By now Julia and I were starting to weaken, so Nick decided it would be a good idea to learn a new game and chose Reiner Knizia's Blue Moon City. I must confess I was a little prejudiced as I had looked at the card game and taken an instant dislike to it. The game itself was card driven and whilst it was enjoyable, I found the mechanism of playing multiple cards to change the use of other cards ultimately annoying. I have never been a fan of the "Ill play this to do this, but when I combine it with this, I get that which means I can ......" type mechanics. Other than that the game was straight forward. The board is a grid of around 36 square cards, each one shows a number of markers (between 1 and 3) which can be purchased by playing cards that correlate to the colour and number thereon. Once the markers on each card have been filled the card pays out a winning reward to the biggest influence and supplementary rewards to the other influences. Once a card has paid out it is flipped and shows an additional reward which is payable to any winners on the cards orthogonally adjacent. Thus as cards are flipped, surrounding cards become more valuable. Rewards came in three formats, Gems (the basic currency of the game), Cards (the basic mechanic of the games) Dragon Scales (which would then convert to Gems) The centre of the game was the scoring zone so to speak, if you visited this square you could make contributions to the Gods? By paying a number of gems (7,8,9,10,11 or 12) you could buy markers on a pillar - first to have four markers won the game. Nick won with 4 to Michael and My 3 and Julia's 2. It was by general consensus a worthwhile addition to the Knizia library, I was a little unimpressed but then as I said, I get really annoyed by games with that type of card play.

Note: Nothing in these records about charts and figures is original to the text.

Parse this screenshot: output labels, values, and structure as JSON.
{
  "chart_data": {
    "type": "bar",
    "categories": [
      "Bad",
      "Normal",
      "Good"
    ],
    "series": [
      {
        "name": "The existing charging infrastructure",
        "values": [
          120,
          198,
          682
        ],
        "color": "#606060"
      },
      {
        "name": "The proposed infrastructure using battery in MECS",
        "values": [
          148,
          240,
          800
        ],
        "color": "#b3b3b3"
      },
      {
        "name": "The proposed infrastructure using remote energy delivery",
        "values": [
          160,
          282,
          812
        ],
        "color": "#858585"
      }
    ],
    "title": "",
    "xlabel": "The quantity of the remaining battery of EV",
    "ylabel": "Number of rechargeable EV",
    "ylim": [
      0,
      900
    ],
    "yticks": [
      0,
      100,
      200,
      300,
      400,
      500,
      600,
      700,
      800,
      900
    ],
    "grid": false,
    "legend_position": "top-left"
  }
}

It was now approaching 10pm and we decided to try one more, having watched the Fraggor guys play Eketorp earlier I was eager to try it and we willingly settled down for a random and chaotic game of Viking based violence. It was fun for around 15 minutes and then became frustrating and ultimately a little pointless, it wasn't helped by the rules translation and the fact that we were all knackered, It was funny to watch Michael insist upon a full rules explanation, despite Nick and I both suggesting we deal with the rules for each situation when they hit, only for his eyes to completely glaze over when I began explaining. This from the guy who at the end of Blue Moon City had claimed he was unaware of the victory conditions despite me, at the point of Nick explaining them, producing a loud Klaxon noise and shouting "AAAOOOGGAH! Nick is explaining the victory conditions, This is a victory condition announcement AAAOOOGGAH!"
Somewhere in all of this we lost Gregor and Callum, who had turned up mid way through our Agricola, when we did see them they seemed to being having fun!

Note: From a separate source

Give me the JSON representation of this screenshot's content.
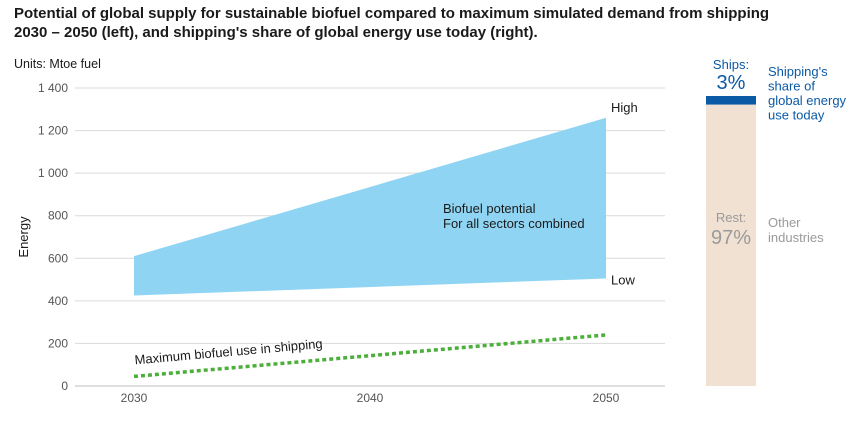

Highlight of the day for me remains the moment, when having witnessed a table of thirty something gamers, struggle with the rules to Chinatown, I offered to explain them only then to held to task by one gamer as to the point of a specific mechanic and found myself faced with demands that I explain the purpose of this rule. He was most displeased when I pointed out that he was arguing about the difference between 3 x 2 and 2 x 3 - which essentially were in my mind - THE SAME BLOODY THING!
Ah well, if thats what 12 hours in Glasgow is like, God help me after 72 hours in Essen.